Years ago we integrated Elasticsearch-1.7.
Now we utilize ES 6.4.
Now we have to re-index our data.
The source data (DB) is a located on a relational database (Oracle).
So far so good.

I do performance measurements within a docker (compose) environment.
First scenario is that ES, DB and the indexer are co-located on the same host machine.
ES-6.4 is as four times as fast as ES-1.7 for the same data amount to index.

Second scenario is that the Database is located on another host machine than ES.
The amount of time to index the data flips from 1:4 (ES64 : ES17) to 2:1,
meaning ES-6.4 is as half as fast as ES-1.7 for the same amount of data.

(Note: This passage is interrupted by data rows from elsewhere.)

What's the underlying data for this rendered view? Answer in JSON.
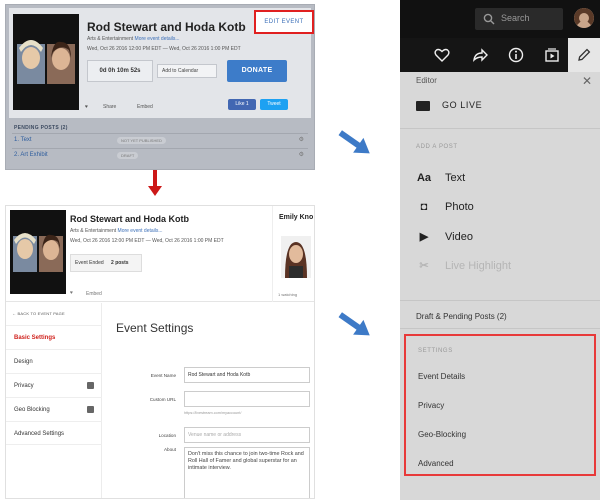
{
  "top_card": {
    "title": "Rod Stewart and Hoda Kotb",
    "category": "Arts & Entertainment",
    "more_details": "More event details...",
    "date": "Wed, Oct 26 2016 12:00 PM EDT — Wed, Oct 26 2016 1:00 PM EDT",
    "countdown": "0d 0h 10m 52s",
    "add_calendar": "Add to Calendar",
    "donate": "DONATE",
    "edit_event": "EDIT EVENT",
    "share": "Share",
    "embed": "Embed",
    "like": "Like 1",
    "tweet": "Tweet",
    "pending_heading": "PENDING POSTS (2)",
    "pending": [
      {
        "name": "1. Text",
        "tag": "NOT YET PUBLISHED"
      },
      {
        "name": "2. Art Exhibit",
        "tag": "DRAFT"
      }
    ]
  },
  "bottom_card": {
    "title": "Rod Stewart and Hoda Kotb",
    "category": "Arts & Entertainment",
    "more_details": "More event details...",
    "date": "Wed, Oct 26 2016 12:00 PM EDT — Wed, Oct 26 2016 1:00 PM EDT",
    "event_ended": "Event Ended",
    "posts": "2 posts",
    "person_name": "Emily Kno",
    "embed": "Embed",
    "watching": "1 watching",
    "back_link": "← BACK TO EVENT PAGE",
    "nav": [
      {
        "label": "Basic Settings",
        "active": true
      },
      {
        "label": "Design",
        "active": false
      },
      {
        "label": "Privacy",
        "active": false
      },
      {
        "label": "Geo Blocking",
        "active": false
      },
      {
        "label": "Advanced Settings",
        "active": false
      }
    ],
    "settings_title": "Event Settings",
    "fields": {
      "event_name_label": "Event Name",
      "event_name_value": "Rod Stewart and Hoda Kotb",
      "custom_url_label": "Custom URL",
      "custom_url_hint": "https://livestream.com/myaccount/",
      "location_label": "Location",
      "location_placeholder": "Venue name or address",
      "about_label": "About",
      "about_value": "Don't miss this chance to join two-time Rock and Roll Hall of Famer and global superstar for an intimate interview."
    }
  },
  "mobile": {
    "search_placeholder": "Search",
    "editor_label": "Editor",
    "go_live": "GO LIVE",
    "add_post_heading": "ADD A POST",
    "post_options": [
      {
        "glyph": "Aa",
        "label": "Text",
        "disabled": false
      },
      {
        "glyph": "◘",
        "label": "Photo",
        "disabled": false
      },
      {
        "glyph": "▶",
        "label": "Video",
        "disabled": false
      },
      {
        "glyph": "✂",
        "label": "Live Highlight",
        "disabled": true
      }
    ],
    "drafts": "Draft & Pending Posts (2)",
    "settings_heading": "SETTINGS",
    "settings_items": [
      "Event Details",
      "Privacy",
      "Geo-Blocking",
      "Advanced"
    ]
  },
  "colors": {
    "highlight_red": "#e83a3a",
    "arrow_blue": "#3d7ac7",
    "arrow_red": "#cc1818",
    "donate_blue": "#3d7cc9"
  }
}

Does anyone have similar experience?
Any ideas what's happening there?

I find it quite confusing that ES-1.7 is double as fast es ES-6.4 when the database is not on the same host as the Elasticsarch instance.


(David Turner) #2

Yes, this is surprising to me too. Are you doing everything else the same between the two versions? If, for instance, the 6.4 import involved more round-trips (e.g. smaller batches) then one might expect this. Can you describe how the import process works in more detail? Can you give absolute performance numbers rather than ratios?


(M1k3ga) #3

The batch size of documents to index is the same in both scenarios (750 docs per chunk).
There was nothing changed in the implementation itself between the scenarios.
The only change is the location of the database (holds for both ES versions).
Does ES communicate in a different way (sockets?) when located on the same machine?
We use the High Level REST client for ES-6.4.


(David Turner) #4

No, it's TCP all the way.

And the transport client for 1.7? I wonder if that explains things. The REST client might not be parallelising as much, and the extra latency in the machine-to-machine situation is slowing things down. Can you try larger batches and/or making more requests in parallel?


(M1k3ga) #5

I thought of the different communication channels as well.
But i haven't tried it yet. But increasing the batch size could be a good idea. i will try.


(system) #6

This topic was automatically closed 28 days after the last reply. New replies are no longer allowed.